There are many elements in there and they can get a little jumbled during readbacks. Unfortunately, some pilots take the ad-libbing too far, starting their readback with: “N123AB is cleared for takeoff. When entering controlled airspace…”
Whoa. Was there a takeoff clearance in the original version? Nope. I realize it’s likely a readback habit stemming from flying out of towered airports. However, non-towered airports are a different animal, with different liabilities, and ATC can’t let a slip like that slide.
When a towered airport’s controller says, “Cleared for takeoff,” it’s not just a neat phrase. A lot of thought goes into it. They visually scan the runway for threats, ensuring nothing’s on the runway. That scan also includes the final and the departure airspace. If someone’s on final, they must notify them that you’re departing. They also must notify you of any mowers or personnel and equipment operating near the runway, unless they’re on the ATIS.
If you’re departing a non-towered airport, no one is doing all those checks but you. ATC can’t see you, the runway environment, or if there’s airborne traffic in the immediate area that could impact you. However, if you read back, “Cleared for takeoff,” ATC doesn’t correct it, and you collide with another aircraft on the runway, ATC could bear liability for that collision.
Therefore, ATC must correct the readback. I’ve lost track of how many times I’ve had to say, “Negative, N123AB, you are not cleared for takeoff.
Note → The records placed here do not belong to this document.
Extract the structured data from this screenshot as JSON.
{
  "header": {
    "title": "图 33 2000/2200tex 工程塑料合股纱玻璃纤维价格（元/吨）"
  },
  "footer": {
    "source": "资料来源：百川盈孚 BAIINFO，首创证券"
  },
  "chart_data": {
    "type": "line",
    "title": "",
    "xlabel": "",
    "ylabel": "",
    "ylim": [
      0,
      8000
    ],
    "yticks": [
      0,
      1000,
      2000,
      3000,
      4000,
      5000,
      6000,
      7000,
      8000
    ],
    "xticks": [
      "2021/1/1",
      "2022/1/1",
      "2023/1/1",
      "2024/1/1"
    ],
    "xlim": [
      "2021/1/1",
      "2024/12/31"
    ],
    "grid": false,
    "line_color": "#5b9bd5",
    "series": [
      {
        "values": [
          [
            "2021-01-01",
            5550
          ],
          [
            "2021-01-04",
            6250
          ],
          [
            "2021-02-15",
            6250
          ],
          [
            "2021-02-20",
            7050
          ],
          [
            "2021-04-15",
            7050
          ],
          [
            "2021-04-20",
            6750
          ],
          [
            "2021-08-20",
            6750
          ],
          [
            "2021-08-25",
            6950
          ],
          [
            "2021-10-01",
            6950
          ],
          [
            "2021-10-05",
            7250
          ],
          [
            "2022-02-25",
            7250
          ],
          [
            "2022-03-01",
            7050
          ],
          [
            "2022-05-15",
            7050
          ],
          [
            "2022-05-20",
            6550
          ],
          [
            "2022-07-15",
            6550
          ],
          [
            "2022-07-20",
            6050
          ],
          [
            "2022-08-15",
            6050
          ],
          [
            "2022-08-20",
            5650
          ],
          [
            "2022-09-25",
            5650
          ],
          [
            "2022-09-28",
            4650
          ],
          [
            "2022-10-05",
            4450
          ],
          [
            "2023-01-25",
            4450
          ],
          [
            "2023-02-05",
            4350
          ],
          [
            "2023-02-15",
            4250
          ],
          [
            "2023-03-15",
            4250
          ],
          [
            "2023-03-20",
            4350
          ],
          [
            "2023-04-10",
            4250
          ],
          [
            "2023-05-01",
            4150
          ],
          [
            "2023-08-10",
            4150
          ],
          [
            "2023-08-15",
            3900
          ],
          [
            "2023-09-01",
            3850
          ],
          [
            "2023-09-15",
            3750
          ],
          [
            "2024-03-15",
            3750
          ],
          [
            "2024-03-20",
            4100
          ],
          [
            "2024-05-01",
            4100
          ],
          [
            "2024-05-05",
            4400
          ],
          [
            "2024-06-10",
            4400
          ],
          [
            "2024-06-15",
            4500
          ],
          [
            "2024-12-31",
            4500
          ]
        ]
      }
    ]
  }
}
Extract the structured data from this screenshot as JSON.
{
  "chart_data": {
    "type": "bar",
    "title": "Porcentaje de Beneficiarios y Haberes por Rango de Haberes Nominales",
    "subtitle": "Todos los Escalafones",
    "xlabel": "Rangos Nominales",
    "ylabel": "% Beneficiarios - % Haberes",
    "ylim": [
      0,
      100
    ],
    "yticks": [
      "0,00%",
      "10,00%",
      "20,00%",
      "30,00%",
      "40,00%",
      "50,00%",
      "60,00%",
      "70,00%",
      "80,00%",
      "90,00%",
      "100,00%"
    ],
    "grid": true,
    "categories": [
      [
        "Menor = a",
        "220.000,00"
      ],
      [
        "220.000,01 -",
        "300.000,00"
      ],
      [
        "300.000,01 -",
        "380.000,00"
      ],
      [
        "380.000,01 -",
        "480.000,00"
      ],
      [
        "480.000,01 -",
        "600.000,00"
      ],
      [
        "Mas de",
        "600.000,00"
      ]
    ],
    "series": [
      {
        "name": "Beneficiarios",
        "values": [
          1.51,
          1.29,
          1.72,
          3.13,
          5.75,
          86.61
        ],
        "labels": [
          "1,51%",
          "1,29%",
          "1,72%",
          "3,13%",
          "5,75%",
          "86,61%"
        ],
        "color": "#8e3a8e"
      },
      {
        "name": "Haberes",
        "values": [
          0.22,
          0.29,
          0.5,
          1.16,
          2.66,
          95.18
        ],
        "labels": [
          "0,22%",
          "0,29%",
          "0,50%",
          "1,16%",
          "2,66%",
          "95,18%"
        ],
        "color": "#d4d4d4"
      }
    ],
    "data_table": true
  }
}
You’re departing a non-towered airport and are released for departure.” It’s a reminder that no one has eyes on them until the radar controller identifies their target and says, “Radar contact.” As they taxi, take the runway, and depart, they’re still responsible for broadcasting all the appropriate position reports and separating themselves from traffic in the airport’s vicinity. —TK
Tarrance Kramer likes to keep his options open while working air traffic out in the MidWest.